Quero chorar de frustração.

A sensação que eu tenho, durante esses anos nove anos desde que as merdas do meu pai foram jogadas no ventilador, é que eles esperam por toda e qualquer oportunidade para vir perguntar sobre meu pai, mais conhecido como Rodrigo Fox.

No início, eram as fofoquinhas de bairro, "vocês viram o que aconteceu com o Rodrigo?", depois, as pessoas foram evoluindo. Depois que a fama do meu pai foi crescendo, já era quase impossível ir a algum lugar, sem ouvir: "você que é a filha do Rodrigo Fox?". Parecia que todos os católicos e familiares de pessoas que se trataram na ONG esperavam pelo momento em que eu, minha mãe e minha irmã sairíamos de casa, para surgir.

Quando Rodrigo recebeu um "convite" para se retirar, gentilmente, de sua banda na igreja de São Domingos, o falatório voltou com força total. Se sua fama tinha crescido rápido, as verdades sobre quem realmente era o meu pai vieram à tona com ainda mais força, mais rápido que um corredor de Fórmula 1.

A fama ruim foi estendida a família também. Eu, Ágatha e dona Cecília — que de nada tínhamos culpa — começamos a ser excluídas de um grupo e outro, os mesmos que rezavam na nossa casa, agora xingavam a gente tanto pelas costas, quanto pela frente.

Como se eu tivesse culpa! Que culpa eu tinha se meu pai era um hipócrita filho da puta? Nenhuma. Que culpa eu tinha se ele palestrava coisas que não vivia? Nenhuma. Que culpa eu tinha se todas as pessoas que compraram os CD'S com músicas autorais e testemunhos ditos falsos? Nenhuma.

— Para de fazer isso. – a voz de Hugo me assusta, fazendo com que eu deixe um prato cair, o quebrando em mil e um caquinhos

— Eu...hã....é.... – tento buscar as palavras, mas falho

Hugo suspira drasticamente, me dando um olhar acusatório.

— Você sabe que, em vez de ficar na cozinha organizando a ordem dos pratos por cor e tamanho como uma lunática, você poderia muito bem conversar sobre o que aconteceu?! Sabe, não sabe?! – vejo a veia do pescoço de Hugo saltar, jogando na minha cara o tamanho da sua irritação

— Desculpe, eu... — sinto meus batimentos em meus ouvidos, me fazendo lembrar de respirar fundo — Não fiz por mal. Nem tinha percebido que estava fazendo isso, até você chegar. – digo

O que não é mentira. Para mim eu ainda estava parada ao lado da cafeteira esperando o café ficar pronto, não agindo como uma "lunática" organizadora de pratos.

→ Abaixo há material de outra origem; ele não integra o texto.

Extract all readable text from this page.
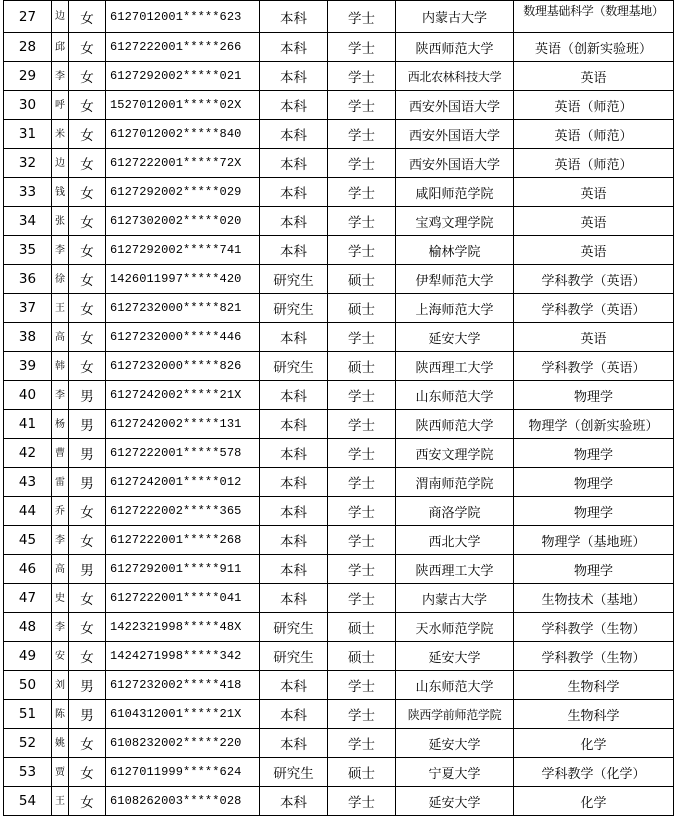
27	边	女	6127012001*****623	本科	学士	内蒙古大学	数理基础科学（数理基地）
28	邱	女	6127222001*****266	本科	学士	陕西师范大学	英语（创新实验班）
29	李	女	6127292002*****021	本科	学士	西北农林科技大学	英语
30	呼	女	1527012001*****02X	本科	学士	西安外国语大学	英语（师范）
31	米	女	6127012002*****840	本科	学士	西安外国语大学	英语（师范）
32	边	女	6127222001*****72X	本科	学士	西安外国语大学	英语（师范）
33	钱	女	6127292002*****029	本科	学士	咸阳师范学院	英语
34	张	女	6127302002*****020	本科	学士	宝鸡文理学院	英语
35	李	女	6127292002*****741	本科	学士	榆林学院	英语
36	徐	女	1426011997*****420	研究生	硕士	伊犁师范大学	学科教学（英语）
37	王	女	6127232000*****821	研究生	硕士	上海师范大学	学科教学（英语）
38	高	女	6127232000*****446	本科	学士	延安大学	英语
39	韩	女	6127232000*****826	研究生	硕士	陕西理工大学	学科教学（英语）
40	李	男	6127242002*****21X	本科	学士	山东师范大学	物理学
41	杨	男	6127242002*****131	本科	学士	陕西师范大学	物理学（创新实验班）
42	曹	男	6127222001*****578	本科	学士	西安文理学院	物理学
43	雷	男	6127242001*****012	本科	学士	渭南师范学院	物理学
44	乔	女	6127222002*****365	本科	学士	商洛学院	物理学
45	李	女	6127222001*****268	本科	学士	西北大学	物理学（基地班）
46	高	男	6127292001*****911	本科	学士	陕西理工大学	物理学
47	史	女	6127222001*****041	本科	学士	内蒙古大学	生物技术（基地）
48	李	女	1422321998*****48X	研究生	硕士	天水师范学院	学科教学（生物）
49	安	女	1424271998*****342	研究生	硕士	延安大学	学科教学（生物）
50	刘	男	6127232002*****418	本科	学士	山东师范大学	生物科学
51	陈	男	6104312001*****21X	本科	学士	陕西学前师范学院	生物科学
52	姚	女	6108232002*****220	本科	学士	延安大学	化学
53	贾	女	6127011999*****624	研究生	硕士	宁夏大学	学科教学（化学）
54	王	女	6108262003*****028	本科	学士	延安大学	化学
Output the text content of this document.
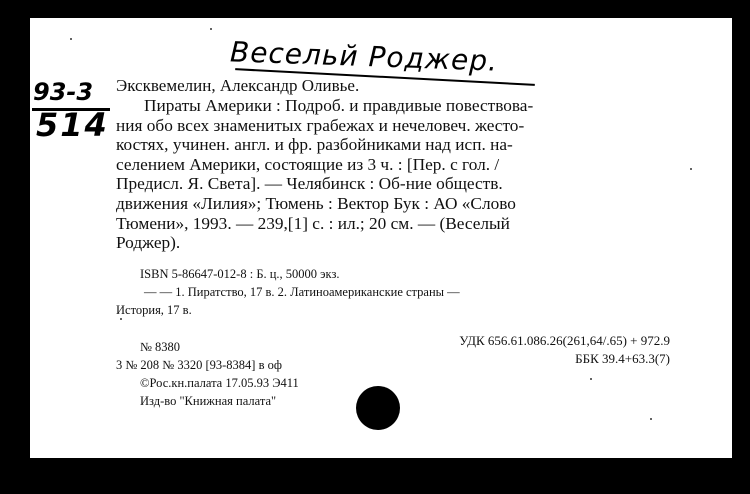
Весельй Роджер.
93-3
514
Эксквемелин, Александр Оливье.
Пираты Америки : Подроб. и правдивые повествова-
ния обо всех знаменитых грабежах и нечеловеч. жесто-
костях, учинен. англ. и фр. разбойниками над исп. на-
селением Америки, состоящие из 3 ч. : [Пер. с гол. /
Предисл. Я. Света]. — Челябинск : Об-ние обществ.
движения «Лилия»; Тюмень : Вектор Бук : АО «Слово
Тюмени», 1993. — 239,[1] с. : ил.; 20 см. — (Веселый
Роджер).
ISBN 5-86647-012-8 : Б. ц., 50000 экз.
— — 1. Пиратство, 17 в. 2. Латиноамериканские страны —
История, 17 в.
№ 8380
3 № 208 № 3320 [93-8384] в оф
©Рос.кн.палата 17.05.93 Э411
Изд-во "Книжная палата"
УДК 656.61.086.26(261,64/.65) + 972.9
ББК 39.4+63.3(7)
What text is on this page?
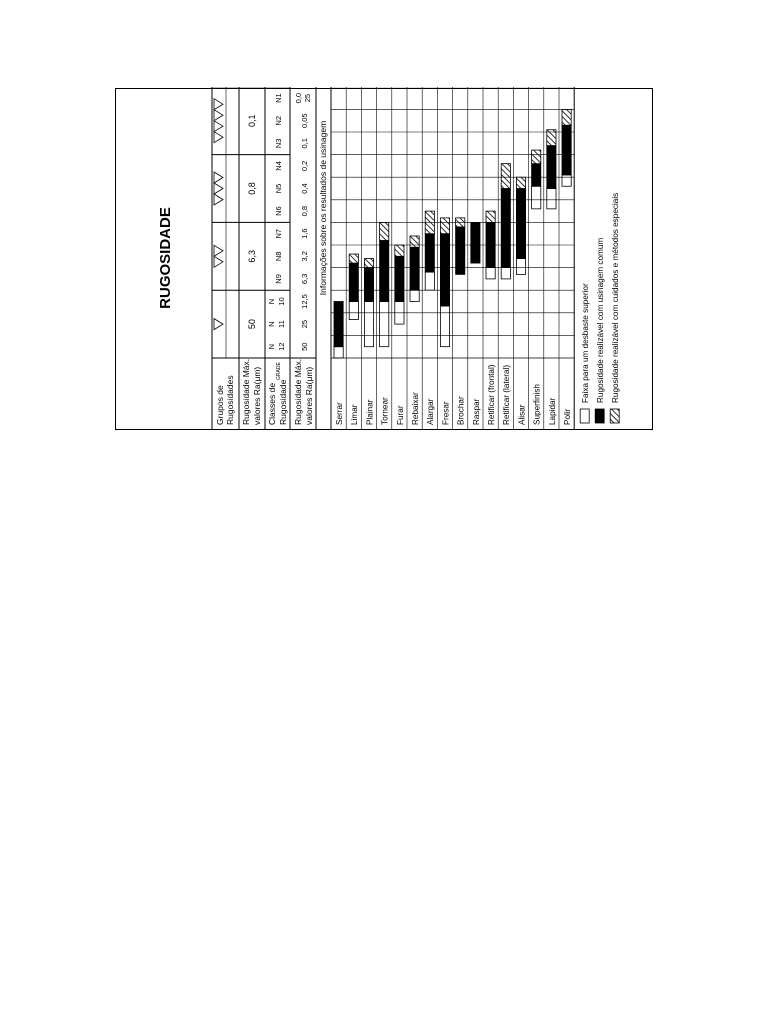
RUGOSIDADE
Grupos de Rugosidades Rugosidade Máx. valores Ra(μm) Classes de Rugosidade
GRADE Rugosidade Máx. valores Ra(μm)
Informações sobre os resultados de usinagem
50
6,3
0,8
0,1
N 12
N 11
N 10
N9
N8
N7
N6
N5
N4
N3
N2
N1
50
25
12,5
6,3
3,2
1,6
0,8
0,4
0,2
0,1
0,05
0,0 25
Serrar Limar Plainar Tornear Furar Rebaixar Alargar Fresar Brochar Raspar Retificar (frontal) Retificar (lateral) Alisar Superfinish Lapidar Polir
Faixa para um desbaste superior Rugosidade realizável com usinagem comum Rugosidade realizável com cuidados e métodos especiais
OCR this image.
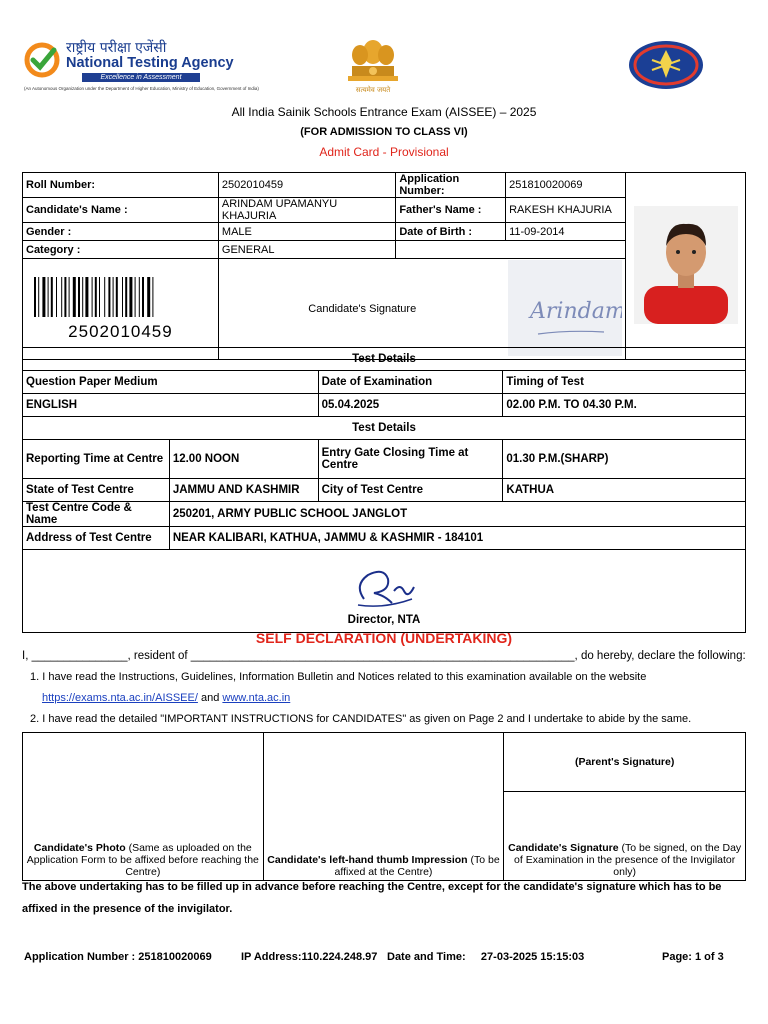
राष्ट्रीय परीक्षा एजेंसी
National Testing Agency
Excellence in Assessment
(An Autonomous Organization under the Department of Higher Education, Ministry of Education, Government of India)	सत्यमेव जयते
All India Sainik Schools Entrance Exam (AISSEE) – 2025
(FOR ADMISSION TO CLASS VI)
Admit Card - Provisional
Roll Number:	2502010459	Application Number:	251810020069	
Candidate's Name :	ARINDAM UPAMANYU KHAJURIA	Father's Name :	RAKESH KHAJURIA	
Gender :	MALE	Date of Birth :	11-09-2014	
Category :	GENERAL			

2502010459	Candidate's Signature		Arindam	
Test Details			
Question Paper Medium		Date of Examination	Timing of Test
ENGLISH		05.04.2025	02.00 P.M. TO 04.30 P.M.
Test Details			
Reporting Time at Centre	12.00 NOON	Entry Gate Closing Time at Centre	01.30 P.M.(SHARP)
State of Test Centre	JAMMU AND KASHMIR	City of Test Centre	KATHUA
Test Centre Code & Name	250201, ARMY PUBLIC SCHOOL JANGLOT		
Address of Test Centre	NEAR KALIBARI, KATHUA, JAMMU & KASHMIR - 184101		

Director, NTA			
SELF DECLARATION (UNDERTAKING)
I, _______________, resident of ____________________________________________________________, do hereby, declare the following:
1. I have read the Instructions, Guidelines, Information Bulletin and Notices related to this examination available on the website
https://exams.nta.ac.in/AISSEE/ and www.nta.ac.in
2. I have read the detailed "IMPORTANT INSTRUCTIONS for CANDIDATES" as given on Page 2 and I undertake to abide by the same.
Candidate's Photo (Same as uploaded on the Application Form to be affixed before reaching the Centre)	Candidate's left-hand thumb Impression (To be affixed at the Centre)	(Parent's Signature)
Candidate's Signature (To be signed, on the Day of Examination in the presence of the Invigilator only)
The above undertaking has to be filled up in advance before reaching the Centre, except for the candidate's signature which has to be affixed in the presence of the invigilator.
Application Number : 251810020069	IP Address:110.224.248.97 Date and Time:     27-03-2025 15:15:03	Page: 1 of 3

Odiava também esses momentos, onde eu fico tão imersa em meus pensamentos que não percebo o que estou fazendo. Geralmente, acontecia de eu começar a organizar papéis espalhados na mesa, por exemplo, ou de dobrar tudo que estivesse a minha frente — essa opção, em especial, é a que minha mãe e Scott mais amam. Ainda não sabia o que era isso, um tique, talvez?

— Vá pegar uma vassoura e uma pá, para a gente limpar isso – o loiro manda e eu obedeço calada

— Toma – entrego a pá a ele

Observo os caquinhos no chão, vendo como se assemelham a mim. Em um minuto estou inteira, polida, pronta para viver a vida, e no outro eu me deixo partir em diversos cacos de vidro, uns grandes e outros pequenos, por coisas bobas da vida. Porque sou frágil.

— Fale sobre Fátima. – Hugo ordena e eu balanço a cabeça, em uma tentativa falha de demonstrar que não é importante. — Não estou te dando opção, Emily. Fale. Sobre. Fátima.

Suspiro chateada, varrendo os meus cacos até a pá.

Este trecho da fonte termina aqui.